Options Scandal Singes Foundry
Foundry announced last night the completion of its review, which found that Johnson did authorize the back-dating of stock options -- a practice that's gotten many tech companies into hot water in the past year.
Johnson did not receive any of those back-dated options himself, however, and he hadn't been notified that the practice could affect Foundry's bottom line, investigators concluded. (See Foundry Shuffles Execs and Foundry, VeriSign in Stock Option Probes.)
Replacing Johnson as chairman will be board member Alfred J. Amoroso, CEO of Macrovision Solutions Corp. and a Foundry board member since 2000.
Foundry will end up restating results for fiscal years 1999 through 2005 due to the compensation charges tied to the options in question. Factoring in those charges, and subtracting out some associated tax benefits, Foundry expects to take a total net charge of $120 million to $135 million.
Foundry also announced a job change for VP and CFO Timothy D. Heffner. He's been named the vice president of corporate development; Daniel Fairfax will be taking his place as CFO.
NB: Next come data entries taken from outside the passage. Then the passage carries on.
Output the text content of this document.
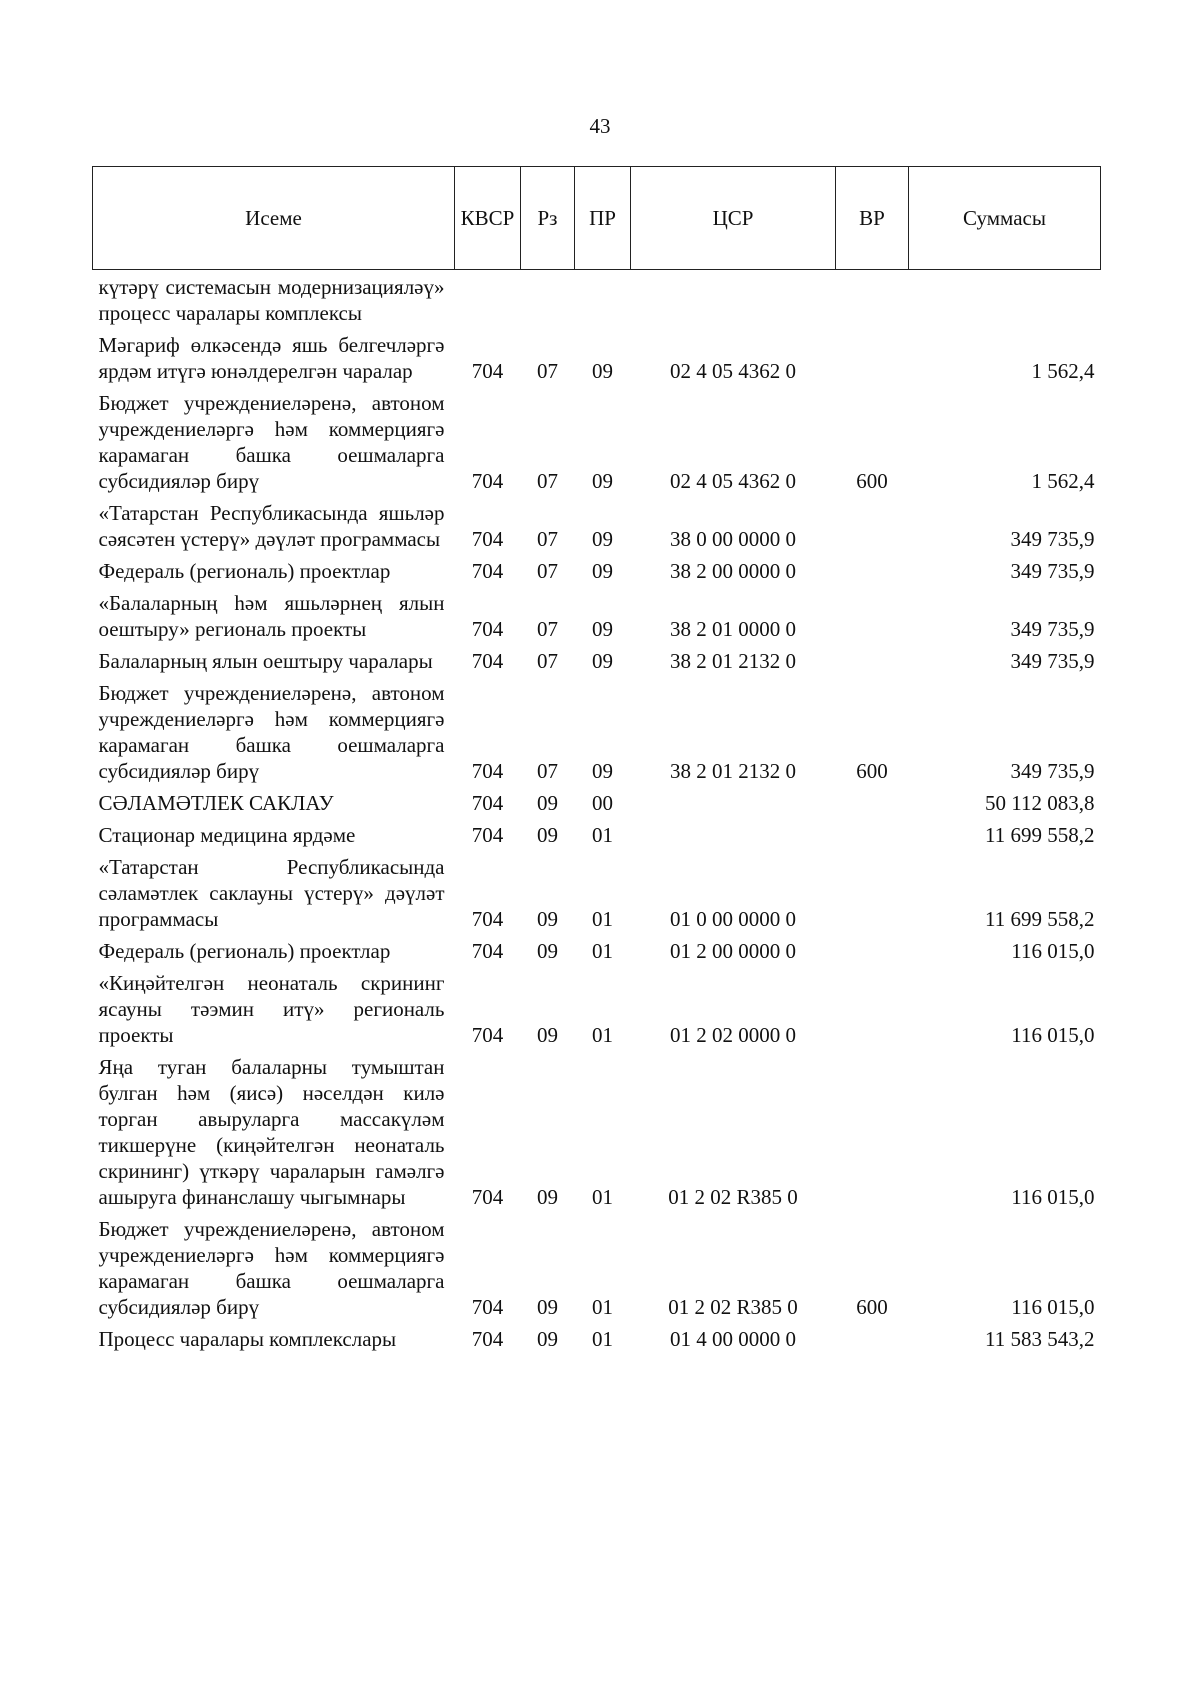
43
Исеме	КВСР	Рз	ПР	ЦСР	ВР	Суммасы
күтәрү системасын модернизацияләү» процесс чаралары комплексы						
Мәгариф өлкәсендә яшь белгечләргә ярдәм итүгә юнәлдерелгән чаралар	704	07	09	02 4 05 4362 0		1 562,4
Бюджет учреждениеләренә, автоном учреждениеләргә һәм коммерциягә карамаган башка оешмаларга субсидияләр бирү	704	07	09	02 4 05 4362 0	600	1 562,4
«Татарстан Республикасында яшьләр сәясәтен үстерү» дәүләт программасы	704	07	09	38 0 00 0000 0		349 735,9
Федераль (региональ) проектлар	704	07	09	38 2 00 0000 0		349 735,9
«Балаларның һәм яшьләрнең ялын оештыру» региональ проекты	704	07	09	38 2 01 0000 0		349 735,9
Балаларның ялын оештыру чаралары	704	07	09	38 2 01 2132 0		349 735,9
Бюджет учреждениеләренә, автоном учреждениеләргә һәм коммерциягә карамаган башка оешмаларга субсидияләр бирү	704	07	09	38 2 01 2132 0	600	349 735,9
СӘЛАМӘТЛЕК САКЛАУ	704	09	00			50 112 083,8
Стационар медицина ярдәме	704	09	01			11 699 558,2
«Татарстан Республикасында сәламәтлек саклауны үстерү» дәүләт программасы	704	09	01	01 0 00 0000 0		11 699 558,2
Федераль (региональ) проектлар	704	09	01	01 2 00 0000 0		116 015,0
«Киңәйтелгән неонаталь скрининг ясауны тәэмин итү» региональ проекты	704	09	01	01 2 02 0000 0		116 015,0
Яңа туган балаларны тумыштан булган һәм (яисә) нәселдән килә торган авыруларга массакүләм тикшерүне (киңәйтелгән неонаталь скрининг) үткәрү чараларын гамәлгә ашыруга финанслашу чыгымнары	704	09	01	01 2 02 R385 0		116 015,0
Бюджет учреждениеләренә, автоном учреждениеләргә һәм коммерциягә карамаган башка оешмаларга субсидияләр бирү	704	09	01	01 2 02 R385 0	600	116 015,0
Процесс чаралары комплекслары	704	09	01	01 4 00 0000 0		11 583 543,2
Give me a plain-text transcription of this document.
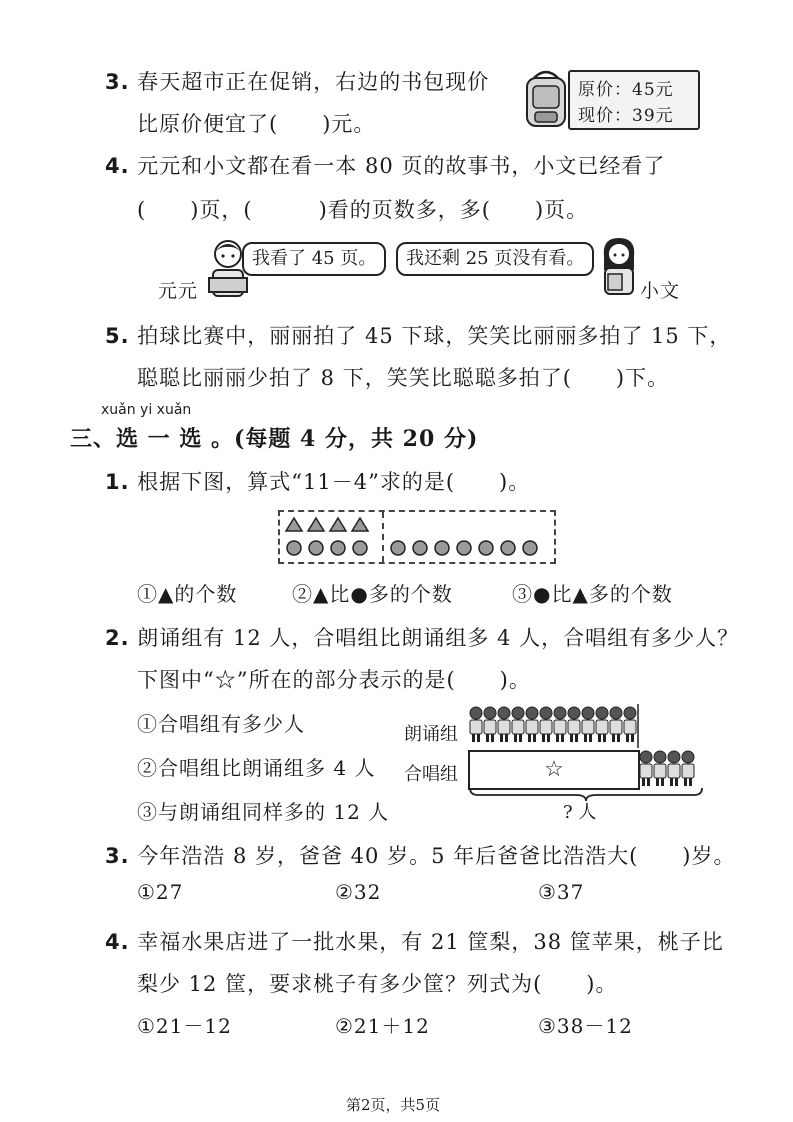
3. 春天超市正在促销，右边的书包现价
比原价便宜了(　　)元。
原价：45元
现价：39元
4. 元元和小文都在看一本 80 页的故事书，小文已经看了
(　　)页，(　　　)看的页数多，多(　　)页。
我看了 45 页。	我还剩 25 页没有看。
元元	小文
5. 拍球比赛中，丽丽拍了 45 下球，笑笑比丽丽多拍了 15 下，
聪聪比丽丽少拍了 8 下，笑笑比聪聪多拍了(　　)下。
xuǎn yi xuǎn
三、选 一 选 。(每题 4 分，共 20 分)
1. 根据下图，算式“11－4”求的是(　　)。
①▲的个数	②▲比●多的个数	③●比▲多的个数
2. 朗诵组有 12 人，合唱组比朗诵组多 4 人，合唱组有多少人？
下图中“☆”所在的部分表示的是(　　)。
①合唱组有多少人
②合唱组比朗诵组多 4 人
③与朗诵组同样多的 12 人
朗诵组
合唱组	☆
? 人
3. 今年浩浩 8 岁，爸爸 40 岁。5 年后爸爸比浩浩大(　　)岁。
①27	②32	③37
4. 幸福水果店进了一批水果，有 21 筐梨，38 筐苹果，桃子比
梨少 12 筐，要求桃子有多少筐？列式为(　　)。
①21－12	②21＋12	③38－12
第2页，共5页
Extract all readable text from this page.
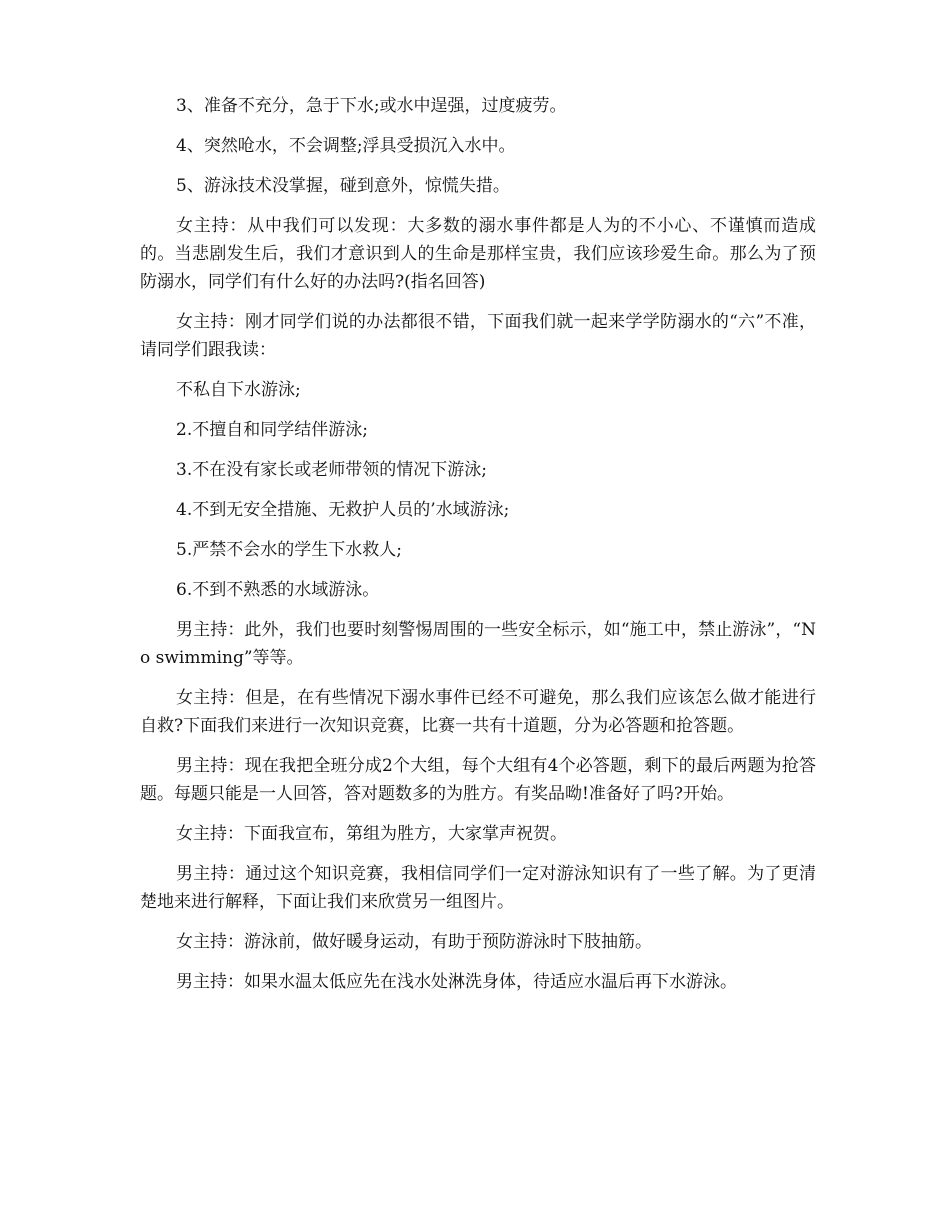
3、准备不充分，急于下水;或水中逞强，过度疲劳。

4、突然呛水，不会调整;浮具受损沉入水中。

5、游泳技术没掌握，碰到意外，惊慌失措。

女主持：从中我们可以发现：大多数的溺水事件都是人为的不小心、不谨慎而造成的。当悲剧发生后，我们才意识到人的生命是那样宝贵，我们应该珍爱生命。那么为了预防溺水，同学们有什么好的办法吗?(指名回答)

女主持：刚才同学们说的办法都很不错，下面我们就一起来学学防溺水的“六”不准，请同学们跟我读：

不私自下水游泳;

2.不擅自和同学结伴游泳;

3.不在没有家长或老师带领的情况下游泳;

4.不到无安全措施、无救护人员的’水域游泳;

5.严禁不会水的学生下水救人;

6.不到不熟悉的水域游泳。

男主持：此外，我们也要时刻警惕周围的一些安全标示，如“施工中，禁止游泳”，“No swimming”等等。

女主持：但是，在有些情况下溺水事件已经不可避免，那么我们应该怎么做才能进行自救?下面我们来进行一次知识竞赛，比赛一共有十道题，分为必答题和抢答题。

男主持：现在我把全班分成2个大组，每个大组有4个必答题，剩下的最后两题为抢答题。每题只能是一人回答，答对题数多的为胜方。有奖品呦!准备好了吗?开始。

女主持：下面我宣布，第组为胜方，大家掌声祝贺。

男主持：通过这个知识竞赛，我相信同学们一定对游泳知识有了一些了解。为了更清楚地来进行解释，下面让我们来欣赏另一组图片。

女主持：游泳前，做好暖身运动，有助于预防游泳时下肢抽筋。

男主持：如果水温太低应先在浅水处淋洗身体，待适应水温后再下水游泳。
Heffner apparently was popular with Wall Street. Analyst Mark Sue of RBC Capital Markets , in a note issued this morning, describes him as "well-liked." Sue goes on to say that Foundry is doing well, despite the whole options thing: "We continue to believe that Foundry is distancing itself from competitors" such as Extreme Networks Inc. (Nasdaq: EXTR) and Enterasys Networks Inc. .
Options scandals haven't affected the stock prices of most companies. Foundry shares were up 19 cents (1.4%) at $14.04 midday.